BI Expected to Keep Tight Policy as Inflation Pressure Remains
Jakarta. Bank Indonesia, the country' central bank, will likely maintain its benchmark interest rate when its board of governors meets next week, economists say, despite July's headline inflation accelerating at a higher than expected pace as prices of core goods and services showed sign of easing.
The annual inflation rate remained at 7.26 percent in July, due to higher prices in volatile foods and transportation costs following the Idul Fitri celebration, data from the Central Statistics Agency (BPS) showed on Monday. The rate matches the June pace and was higher than Bank Indonesia's expectation, which had expected an annual pace of 7.13 percent.
"Household consumption of [volatile] foods is inelastic to prices. Despite higher prices, people keep consuming those Ramadan-related goods. That made July inflation stay the same,” he said, noting 40 percent to 45 percent of household consumption consists of food items.

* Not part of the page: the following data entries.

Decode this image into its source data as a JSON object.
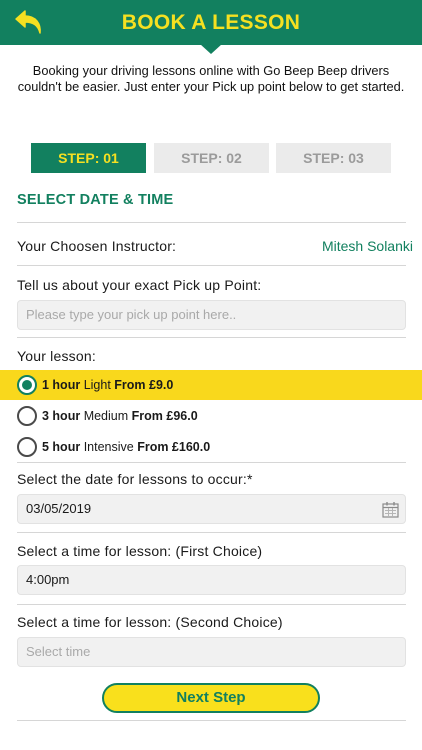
{
  "header": {
    "title": "BOOK A LESSON",
    "back_icon": "back-arrow-icon",
    "background_color": "#12805f",
    "title_color": "#f5e021"
  },
  "intro_text": "Booking your driving lessons online with Go Beep Beep drivers couldn't be easier. Just enter your Pick up point below to get started.",
  "steps": [
    {
      "label": "STEP: 01",
      "active": true
    },
    {
      "label": "STEP: 02",
      "active": false
    },
    {
      "label": "STEP: 03",
      "active": false
    }
  ],
  "section_title": "SELECT DATE & TIME",
  "instructor": {
    "label": "Your Choosen Instructor:",
    "name": "Mitesh Solanki"
  },
  "pickup": {
    "label": "Tell us about your exact Pick up Point:",
    "placeholder": "Please type your pick up point here.."
  },
  "lesson": {
    "label": "Your lesson:",
    "options": [
      {
        "duration": "1 hour",
        "level": "Light",
        "price": "From £9.0",
        "selected": true
      },
      {
        "duration": "3 hour",
        "level": "Medium",
        "price": "From £96.0",
        "selected": false
      },
      {
        "duration": "5 hour",
        "level": "Intensive",
        "price": "From £160.0",
        "selected": false
      }
    ]
  },
  "date": {
    "label": "Select the date for lessons to occur:*",
    "value": "03/05/2019",
    "icon": "calendar-icon"
  },
  "time_first": {
    "label": "Select a time for lesson: (First Choice)",
    "value": "4:00pm"
  },
  "time_second": {
    "label": "Select a time for lesson: (Second Choice)",
    "placeholder": "Select time"
  },
  "next_button": "Next Step",
  "colors": {
    "brand_green": "#12805f",
    "brand_yellow": "#f9d81c"
  }
}
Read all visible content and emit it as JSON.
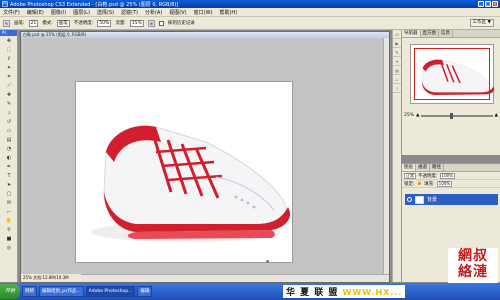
{
  "window": {
    "app_badge": "Ps",
    "title": "Adobe Photoshop CS3 Extended - [白鞋.psd @ 25% (图层 0, RGB/8)]"
  },
  "menu": [
    "文件(F)",
    "编辑(E)",
    "图像(I)",
    "图层(L)",
    "选择(S)",
    "滤镜(T)",
    "分析(A)",
    "视图(V)",
    "窗口(W)",
    "帮助(H)"
  ],
  "options": {
    "brush_label": "画笔:",
    "brush_size": "21",
    "mode_label": "模式:",
    "mode_value": "画笔",
    "opacity_label": "不透明度:",
    "opacity_value": "50%",
    "flow_label": "流量:",
    "flow_value": "15%",
    "history_label": "抹到历史记录",
    "workspace_label": "工作区 ▼"
  },
  "document": {
    "title": "白鞋.psd @ 25% (图层 0, RGB/8)",
    "zoom": "25%",
    "status": "文档:12.8M/10.3M"
  },
  "navigator": {
    "tabs": [
      "导航器",
      "直方图",
      "信息"
    ],
    "zoom": "25%"
  },
  "layers": {
    "tabs": [
      "图层",
      "通道",
      "路径"
    ],
    "blend_mode": "正常",
    "opacity_label": "不透明度:",
    "opacity_value": "100%",
    "lock_label": "锁定:",
    "fill_label": "填充:",
    "fill_value": "100%",
    "layer_name": "背景"
  },
  "taskbar": {
    "start_label": "开始",
    "tasks": [
      "网络",
      "编辑组别_ps作品...",
      "Adobe Photoshop...",
      "编辑"
    ]
  },
  "watermark": {
    "text": "华 夏 联 盟",
    "url": "WWW.HX...",
    "logo": "網綠\n叔漣"
  },
  "colors": {
    "accent": "#d0231e",
    "titlebar": "#0b3c9c"
  }
}
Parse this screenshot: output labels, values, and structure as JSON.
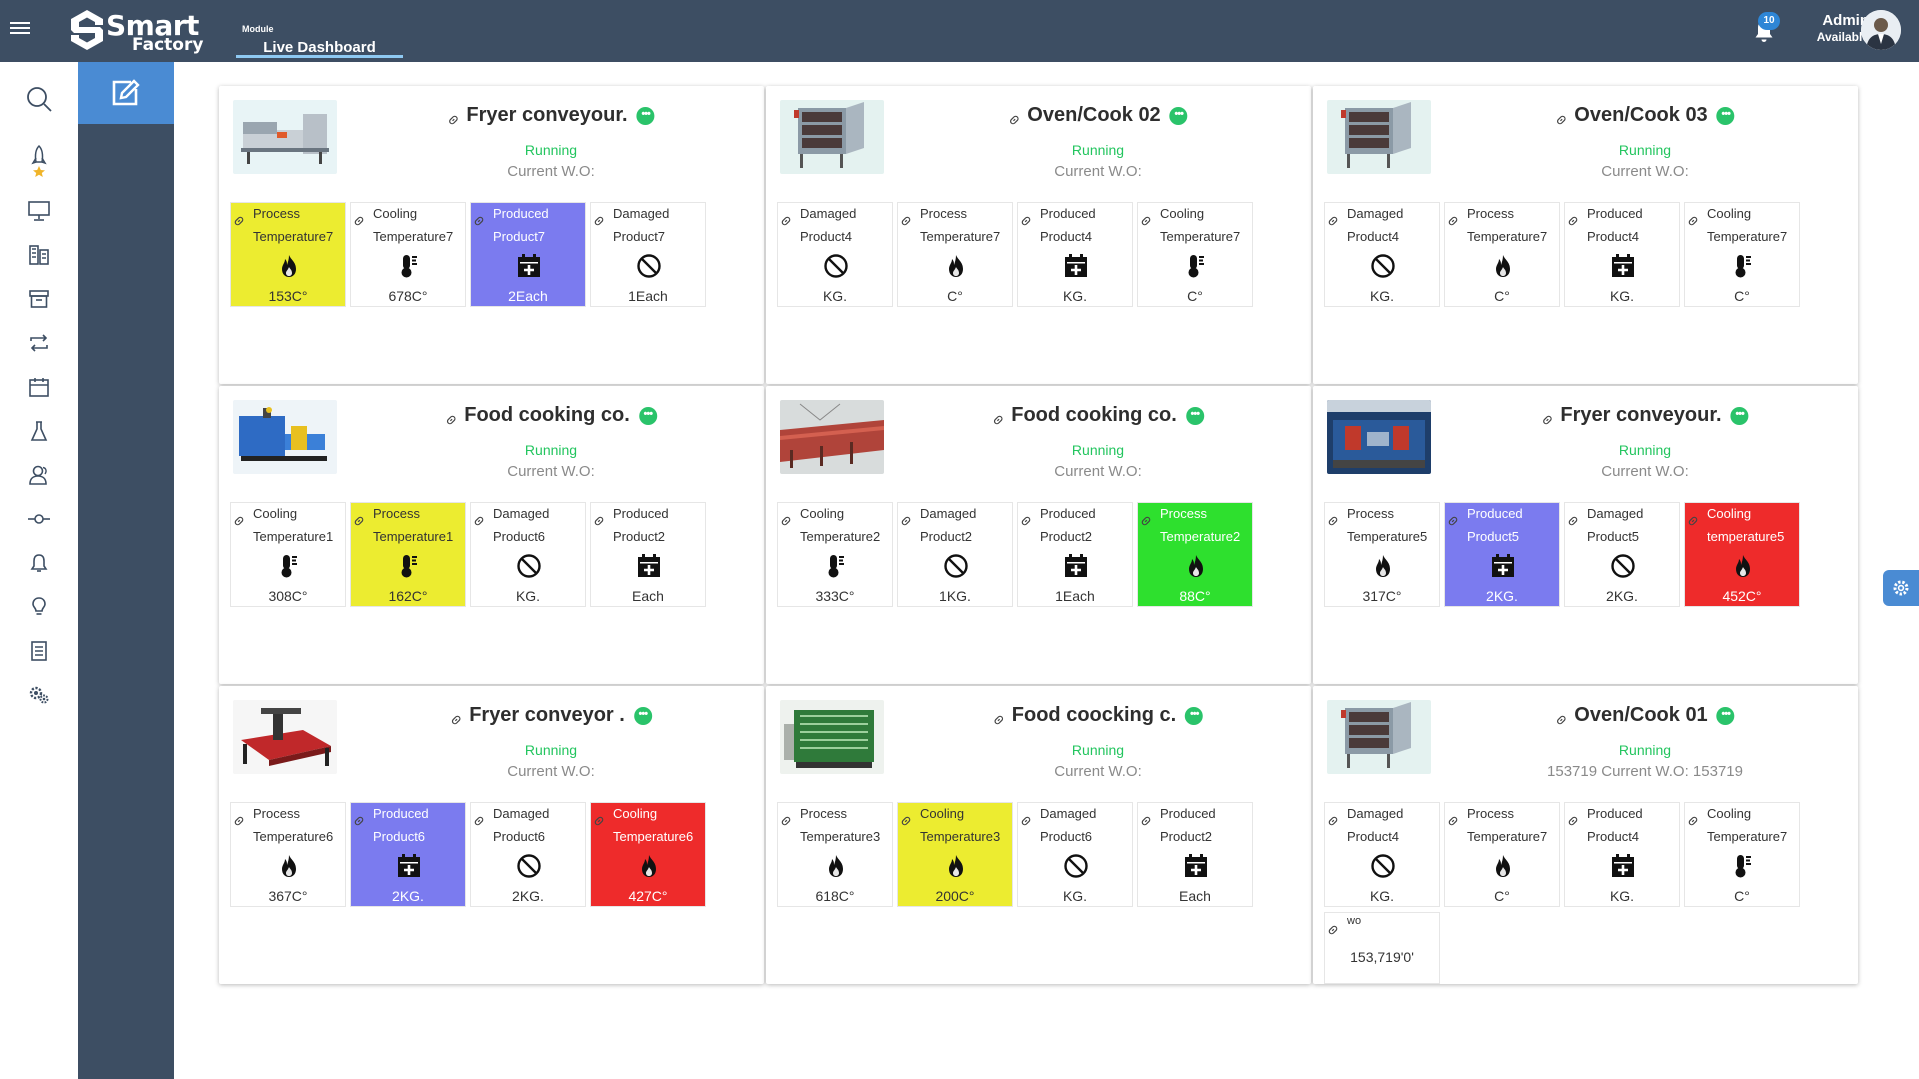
{
  "header": {
    "brand_top": "Smart",
    "brand_bottom": "Factory",
    "module_label": "Module",
    "module_value": "Live Dashboard",
    "notifications_count": "10",
    "user_name": "Admin",
    "user_status": "Available"
  },
  "leftbar": {
    "icons": [
      "search-icon",
      "rocket-icon",
      "monitor-icon",
      "buildings-icon",
      "archive-icon",
      "transfer-icon",
      "calendar-icon",
      "flask-icon",
      "users-icon",
      "commit-icon",
      "bell-icon",
      "lightbulb-icon",
      "document-icon",
      "settings-icon"
    ],
    "help": "?"
  },
  "colors": {
    "yellow": "#ecec30",
    "blue": "#7b7bef",
    "green": "#2ee02e",
    "red": "#ee2b2b",
    "status": "#22c55e",
    "header": "#3d4e63",
    "accent": "#4a8bd3"
  },
  "cards": [
    {
      "title": "Fryer conveyour.",
      "status": "Running",
      "wo": "Current W.O:",
      "image": "fryer-machine",
      "tiles": [
        {
          "l1": "Process",
          "l2": "Temperature7",
          "icon": "flame-icon",
          "value": "153C°",
          "color": "yellow"
        },
        {
          "l1": "Cooling",
          "l2": "Temperature7",
          "icon": "thermometer-icon",
          "value": "678C°",
          "color": ""
        },
        {
          "l1": "Produced",
          "l2": "Product7",
          "icon": "calendar-plus-icon",
          "value": "2Each",
          "color": "blue"
        },
        {
          "l1": "Damaged",
          "l2": "Product7",
          "icon": "ban-icon",
          "value": "1Each",
          "color": ""
        }
      ]
    },
    {
      "title": "Oven/Cook 02",
      "status": "Running",
      "wo": "Current W.O:",
      "image": "oven",
      "tiles": [
        {
          "l1": "Damaged",
          "l2": "Product4",
          "icon": "ban-icon",
          "value": "KG.",
          "color": ""
        },
        {
          "l1": "Process",
          "l2": "Temperature7",
          "icon": "flame-icon",
          "value": "C°",
          "color": ""
        },
        {
          "l1": "Produced",
          "l2": "Product4",
          "icon": "calendar-plus-icon",
          "value": "KG.",
          "color": ""
        },
        {
          "l1": "Cooling",
          "l2": "Temperature7",
          "icon": "thermometer-icon",
          "value": "C°",
          "color": ""
        }
      ]
    },
    {
      "title": "Oven/Cook 03",
      "status": "Running",
      "wo": "Current W.O:",
      "image": "oven",
      "tiles": [
        {
          "l1": "Damaged",
          "l2": "Product4",
          "icon": "ban-icon",
          "value": "KG.",
          "color": ""
        },
        {
          "l1": "Process",
          "l2": "Temperature7",
          "icon": "flame-icon",
          "value": "C°",
          "color": ""
        },
        {
          "l1": "Produced",
          "l2": "Product4",
          "icon": "calendar-plus-icon",
          "value": "KG.",
          "color": ""
        },
        {
          "l1": "Cooling",
          "l2": "Temperature7",
          "icon": "thermometer-icon",
          "value": "C°",
          "color": ""
        }
      ]
    },
    {
      "title": "Food cooking co.",
      "status": "Running",
      "wo": "Current W.O:",
      "image": "blue-machine",
      "tiles": [
        {
          "l1": "Cooling",
          "l2": "Temperature1",
          "icon": "thermometer-icon",
          "value": "308C°",
          "color": ""
        },
        {
          "l1": "Process",
          "l2": "Temperature1",
          "icon": "thermometer-icon",
          "value": "162C°",
          "color": "yellow"
        },
        {
          "l1": "Damaged",
          "l2": "Product6",
          "icon": "ban-icon",
          "value": "KG.",
          "color": ""
        },
        {
          "l1": "Produced",
          "l2": "Product2",
          "icon": "calendar-plus-icon",
          "value": "Each",
          "color": ""
        }
      ]
    },
    {
      "title": "Food cooking co.",
      "status": "Running",
      "wo": "Current W.O:",
      "image": "red-conveyor",
      "tiles": [
        {
          "l1": "Cooling",
          "l2": "Temperature2",
          "icon": "thermometer-icon",
          "value": "333C°",
          "color": ""
        },
        {
          "l1": "Damaged",
          "l2": "Product2",
          "icon": "ban-icon",
          "value": "1KG.",
          "color": ""
        },
        {
          "l1": "Produced",
          "l2": "Product2",
          "icon": "calendar-plus-icon",
          "value": "1Each",
          "color": ""
        },
        {
          "l1": "Process",
          "l2": "Temperature2",
          "icon": "flame-icon",
          "value": "88C°",
          "color": "green"
        }
      ]
    },
    {
      "title": "Fryer conveyour.",
      "status": "Running",
      "wo": "Current W.O:",
      "image": "blue-factory",
      "tiles": [
        {
          "l1": "Process",
          "l2": "Temperature5",
          "icon": "flame-icon",
          "value": "317C°",
          "color": ""
        },
        {
          "l1": "Produced",
          "l2": "Product5",
          "icon": "calendar-plus-icon",
          "value": "2KG.",
          "color": "blue"
        },
        {
          "l1": "Damaged",
          "l2": "Product5",
          "icon": "ban-icon",
          "value": "2KG.",
          "color": ""
        },
        {
          "l1": "Cooling",
          "l2": "temperature5",
          "icon": "flame-icon",
          "value": "452C°",
          "color": "red"
        }
      ]
    },
    {
      "title": "Fryer conveyor .",
      "status": "Running",
      "wo": "Current W.O:",
      "image": "cnc-machine",
      "tiles": [
        {
          "l1": "Process",
          "l2": "Temperature6",
          "icon": "flame-icon",
          "value": "367C°",
          "color": ""
        },
        {
          "l1": "Produced",
          "l2": "Product6",
          "icon": "calendar-plus-icon",
          "value": "2KG.",
          "color": "blue"
        },
        {
          "l1": "Damaged",
          "l2": "Product6",
          "icon": "ban-icon",
          "value": "2KG.",
          "color": ""
        },
        {
          "l1": "Cooling",
          "l2": "Temperature6",
          "icon": "flame-icon",
          "value": "427C°",
          "color": "red"
        }
      ]
    },
    {
      "title": "Food coocking c.",
      "status": "Running",
      "wo": "Current W.O:",
      "image": "green-machine",
      "tiles": [
        {
          "l1": "Process",
          "l2": "Temperature3",
          "icon": "flame-icon",
          "value": "618C°",
          "color": ""
        },
        {
          "l1": "Cooling",
          "l2": "Temperature3",
          "icon": "flame-icon",
          "value": "200C°",
          "color": "yellow"
        },
        {
          "l1": "Damaged",
          "l2": "Product6",
          "icon": "ban-icon",
          "value": "KG.",
          "color": ""
        },
        {
          "l1": "Produced",
          "l2": "Product2",
          "icon": "calendar-plus-icon",
          "value": "Each",
          "color": ""
        }
      ]
    },
    {
      "title": "Oven/Cook 01",
      "status": "Running",
      "wo": "153719 Current W.O: 153719",
      "image": "oven",
      "tiles": [
        {
          "l1": "Damaged",
          "l2": "Product4",
          "icon": "ban-icon",
          "value": "KG.",
          "color": ""
        },
        {
          "l1": "Process",
          "l2": "Temperature7",
          "icon": "flame-icon",
          "value": "C°",
          "color": ""
        },
        {
          "l1": "Produced",
          "l2": "Product4",
          "icon": "calendar-plus-icon",
          "value": "KG.",
          "color": ""
        },
        {
          "l1": "Cooling",
          "l2": "Temperature7",
          "icon": "thermometer-icon",
          "value": "C°",
          "color": ""
        },
        {
          "l1": "wo",
          "l2": "",
          "icon": "",
          "value": "153,719'0'",
          "color": "",
          "wo": true
        }
      ]
    }
  ]
}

Still, the core inflation — which excludes administered price and volatile food prices, dropped to 4.86 percent from 5.04 percent in June. This allows the central bank to maintain its benchmark interest rate, known as the BI rate, at the next board of governors meeting on Aug. 18, Eric said.
The central bank is under pressure to lower interest rates in order to boost the country's slowing economy. Indonesia's gross domestic product grew at 4.7 percent year on year in the January to March period -- the slowest in five years. Economists have estimated the second quarter's GDP — which will by announced by the BPS on Wednesday — is likely to remain at below 5 percent, due to low commodity exports and sluggish public and private investment.
But, the prospect of interest rate hikes by the US Federal Reserve in September rendered the cut impossible, as it would further undermine the value of Indonesian financial assets and, in turn, trigger capital outflow.
Moreover, inflation pressure would likely persist for the rest of this year and into the next.
"A weak outlook for the rupiah means imported inflation may trend higher. Food prices also present risks amidst the anticipated impact from El Nino going into 2016," said Gundy Cahyadi, a Singapore-based economist at DBS, referring to a longer dry season in Indonesia and the possibility of massive crop failure.
El Nino — a climate phenomenon due to rising sea-surface temperatures in the Pacific — is likely to push back the rainy season to December, from the usual October, the National Disaster Mitigation Agency (BNPB) said last week. This would delay the planting season for rice, the country's staple food, risking shortages and driving up prices without government intervention on rice imports.
Bank Indonesia targets inflation to be between 3 percent and 5 percent in 2015 and 2016. The rupiah was traded at 14 percent lower than a year ago, data from Bank Indonesia showed on Monday.